The territory will have to decide on two choices in the midst of a Commission of Inquiry that is taking up most of the oxygen in the room and a hurricane season as unpredictable as the season when hurricanes Irma and Maria wreaked havoc in the land.
The first choice is to lock down, step back into mid-2020, and see the fragile economic recovery destroyed. This is the worst of the options and will see further business bankruptcies and job loss. The territory is already suffering increased poverty as a result of the pandemic.
The second choice is to go on as now, keeping the territory open and managing the pandemic with a ramped-up vaccination program. This second choice, however, also poses significant risks and carries caveats.
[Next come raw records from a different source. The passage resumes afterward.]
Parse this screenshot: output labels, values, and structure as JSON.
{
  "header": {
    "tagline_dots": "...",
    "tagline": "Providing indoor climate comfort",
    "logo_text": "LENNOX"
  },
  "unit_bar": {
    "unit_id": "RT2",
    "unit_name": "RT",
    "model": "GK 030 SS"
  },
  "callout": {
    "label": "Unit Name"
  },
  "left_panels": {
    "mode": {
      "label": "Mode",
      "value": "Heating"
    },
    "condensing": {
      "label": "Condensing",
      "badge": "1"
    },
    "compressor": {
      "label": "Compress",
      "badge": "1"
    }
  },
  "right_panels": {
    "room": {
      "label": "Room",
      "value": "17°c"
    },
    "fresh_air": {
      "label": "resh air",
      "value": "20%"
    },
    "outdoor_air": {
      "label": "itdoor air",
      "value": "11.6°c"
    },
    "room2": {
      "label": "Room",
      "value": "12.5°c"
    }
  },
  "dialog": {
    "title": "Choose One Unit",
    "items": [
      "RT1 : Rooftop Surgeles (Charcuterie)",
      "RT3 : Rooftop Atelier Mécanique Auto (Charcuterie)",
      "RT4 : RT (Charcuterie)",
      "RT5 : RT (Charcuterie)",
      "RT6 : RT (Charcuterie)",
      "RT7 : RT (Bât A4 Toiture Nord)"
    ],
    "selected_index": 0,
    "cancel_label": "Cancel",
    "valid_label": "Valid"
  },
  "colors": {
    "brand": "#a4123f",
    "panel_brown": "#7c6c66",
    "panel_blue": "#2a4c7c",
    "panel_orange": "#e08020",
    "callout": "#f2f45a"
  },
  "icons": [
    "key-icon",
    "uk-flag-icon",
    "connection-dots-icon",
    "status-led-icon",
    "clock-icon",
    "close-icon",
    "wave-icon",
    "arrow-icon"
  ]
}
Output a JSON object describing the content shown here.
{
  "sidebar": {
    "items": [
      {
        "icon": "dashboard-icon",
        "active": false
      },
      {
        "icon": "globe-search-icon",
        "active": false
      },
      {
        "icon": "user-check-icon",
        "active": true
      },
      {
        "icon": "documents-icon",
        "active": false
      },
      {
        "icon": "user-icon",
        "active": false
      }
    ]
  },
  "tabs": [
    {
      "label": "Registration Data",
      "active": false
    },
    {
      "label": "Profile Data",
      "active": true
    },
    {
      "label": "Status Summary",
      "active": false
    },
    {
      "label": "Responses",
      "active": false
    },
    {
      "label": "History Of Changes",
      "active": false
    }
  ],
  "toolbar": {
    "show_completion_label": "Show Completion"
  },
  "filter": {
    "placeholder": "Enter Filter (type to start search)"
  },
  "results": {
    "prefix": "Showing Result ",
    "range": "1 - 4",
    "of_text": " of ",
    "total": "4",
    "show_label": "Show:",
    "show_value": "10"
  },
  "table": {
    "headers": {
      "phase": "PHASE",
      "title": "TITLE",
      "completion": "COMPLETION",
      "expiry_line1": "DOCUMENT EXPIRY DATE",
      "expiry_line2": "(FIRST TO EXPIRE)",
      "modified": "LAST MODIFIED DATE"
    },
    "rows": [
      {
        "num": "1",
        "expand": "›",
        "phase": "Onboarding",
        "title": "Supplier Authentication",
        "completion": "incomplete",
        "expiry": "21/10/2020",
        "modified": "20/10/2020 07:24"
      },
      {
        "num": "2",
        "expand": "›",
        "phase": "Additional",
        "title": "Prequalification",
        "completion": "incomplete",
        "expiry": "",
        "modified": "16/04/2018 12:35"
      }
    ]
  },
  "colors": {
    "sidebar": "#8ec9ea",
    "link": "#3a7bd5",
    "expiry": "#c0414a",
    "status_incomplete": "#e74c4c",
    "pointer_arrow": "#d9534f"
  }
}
Can the VI handle a large Covid-19 outbreak? Given that many residents have significant underlying health conditions, can the territory manage the fallout in terms of illness and death?
The vaccination is meant to solve the preceding danger. Though it will not necessarily prevent infection, the evidence abroad shows that it significantly reduces the risk of infection, illness and death.
Consequently, the solution is a ramped-up vaccination programme, carried out while we all live normally.
The VI could have been close to the place where we need not worry too much about the dangers of Covid-19, had it not been for the conspiracy theories about the vaccine from certain churches and other quarters.
Consequently, residents who have not been vaccinated should do so immediately, unless they are in danger owing to specific underlying medical conditions.
And the government and business community should carry on with economic recovery, using the tool of vaccination to manage the crisis.